In 1984, Mayor Bernie Sanders and the City of Burlington established the Burlington Community Land Trust with $200K in seed money from the City of Burlington municipal budget. It was the first municipally-funded community nonprofit land trust in the country. Bernie’s office also provided political support and ongoing funding for the unique model – which is the benchmark for land trusts nationwide to this day.

In the early 1980s, the idea of a land trust was revolutionary. And this victory, like many during Bernie’s Mayorship, was hard won. Efforts to form the first BCLT saw real estate interests assembling in heated protest, showing up at Planning Commission hearings, and attempting to halt the program before it began. It was also a tumultuous time for the country:

“The Reagan Revolution forced the Sanders’ administration to develop innovative solutions for Burlington, Vermont’s housing problems within the context of the federal withdrawal of needed funding from affordable housing and community development programs. Equally challenging were double-digit mortgage rates that prevailed during the early 1980s, the threatened gentrification of Burlington’s traditional working-class neighborhoods, and the long-standing neglect of housing quality and affordability issues by previous mayors, who had favored downtown commercial development and bulldozed low-income neighborhoods in the name of urban renewal.”[1]

“Today, the organization Bernie made possible—now called the Champlain Housing Trust—is the largest and most influential of its type in the nation.”[2]

Brenda Torphy, founder and CEO of Champlain Land Trust, adds that this is the biggest land trust in the U.S. “if not the world. We have over 3,000 homes now, growing every year, and we have 6,000 members.”[3]

“Community land trusts are nonprofit organizations, with a board composed of representatives of the public, the local government, and the tenants, that obtain land and either develop it themselves or lease it to developers. The trust then removes its holdings from the private market, usually through 99-year ground leases and pre-emptive purchase requirements that limit how much the house can be sold for. Community land trust boosters argue that this not only ensures permanent affordability but allows the organization to intercede in the case of, say, a foreclosure. An oft-cited study by the Lincoln Institute of Land Policy showed that, as of 2010, homeowners within a land trust were ten times less likely to default on their homes than their private-market counterparts”[2]

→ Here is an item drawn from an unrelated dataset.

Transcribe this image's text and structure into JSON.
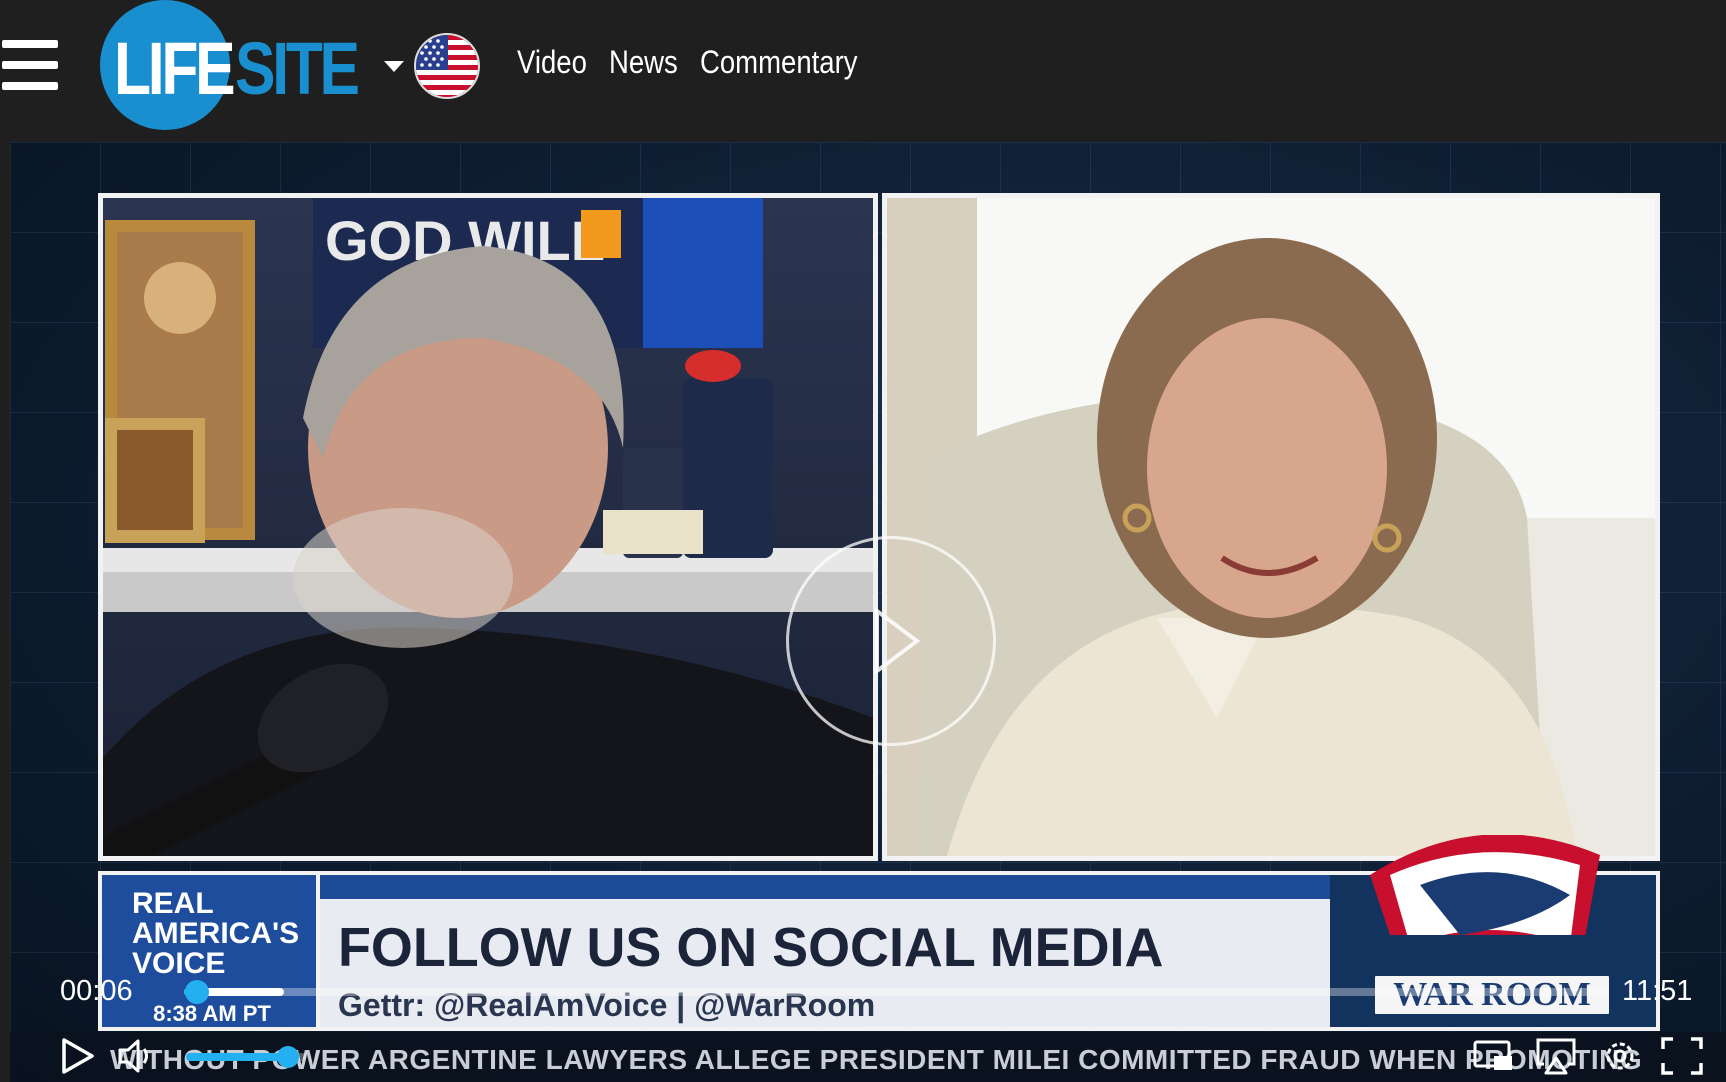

“Creating the first municipally-funded community land trust in the nation is one of my proudest accomplishments as Mayor of Burlington,” said Sanders in 2012 after being honored by the National Community Land Trust Network for his work promoting the concept. He (also) championed language in 1992’s Housing and Community Development Act to ensure land trusts would be eligible for federal funds. “The land trust model works and must be part of the solution to the national housing crisis.”[2]